CAD (Computer-Aided Design) plays a crucial role in mechanical industry, where large numbers of similar-shaped CAD parts are often created. Efficiently reusing these parts is key to reducing design and production costs for enterprises. Retrieval systems are vital for achieving CAD reuse, but the complex shapes of CAD models are difficult to accurately describe using text or keywords, making traditional retrieval methods ineffective. While existing representation learning approaches have been developed for CAD, manually labeling similar samples in these methods is expensive. Additionally, CAD models' unique parameterized data structure presents challenges for applying existing 3D shape representation learning techniques directly. In this work, we propose GC-CAD, a self-supervised contrastive graph neural network-based method for mechanical CAD retrieval that directly models parameterized CAD raw files. GC-CAD consists of two key modules: structure-aware representation learning and contrastive graph learning framework. The method leverages graph neural networks to extract both geometric and topological information from CAD models, generating feature representations. We then introduce a simple yet effective contrastive graph learning framework approach, enabling the model to train without manual labels and generate retrieval-ready representations. Experimental results on four datasets including human evaluation demonstrate that the proposed method achieves significant accuracy improvements and up to 100 times efficiency improvement over the baseline methods.

Figures (8)

• Figure 1: Boundary representation(BRep) and converting it to graph. The faces and curves in BRep correspond to the nodes and edges in graph.
• Figure 2: Overall framework of GC-CAD. Each CAD part is first converted to a graph, then feature and structure augmentation are performed separately. Augmented graph is input to GNN to obtain graph representation. Finally, GC-CAD constructs and learns from positive and negative sample pairs based on whether the graph representation are from the same original CAD part.
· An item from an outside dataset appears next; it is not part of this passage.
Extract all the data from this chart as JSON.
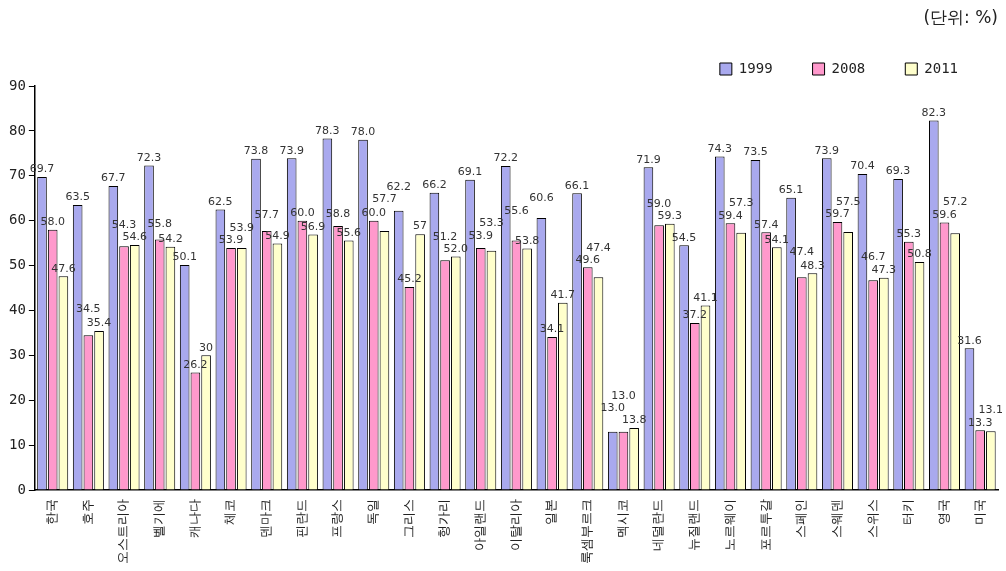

After the training is completed, the CAD retrieval can be performed using graph representation.
• Figure 3: Retrieved results of different data augmentation method.(a) mask node. (b) mask node and its 1-hop neighbors. (c) mask edge and its vertices.
• Figure 4: Retrieved results on large scale dataset.
• Figure 5: Retrieved results for generalization experiments.(a)Training on ABC dataste. (b)Training on ABC_small dataset.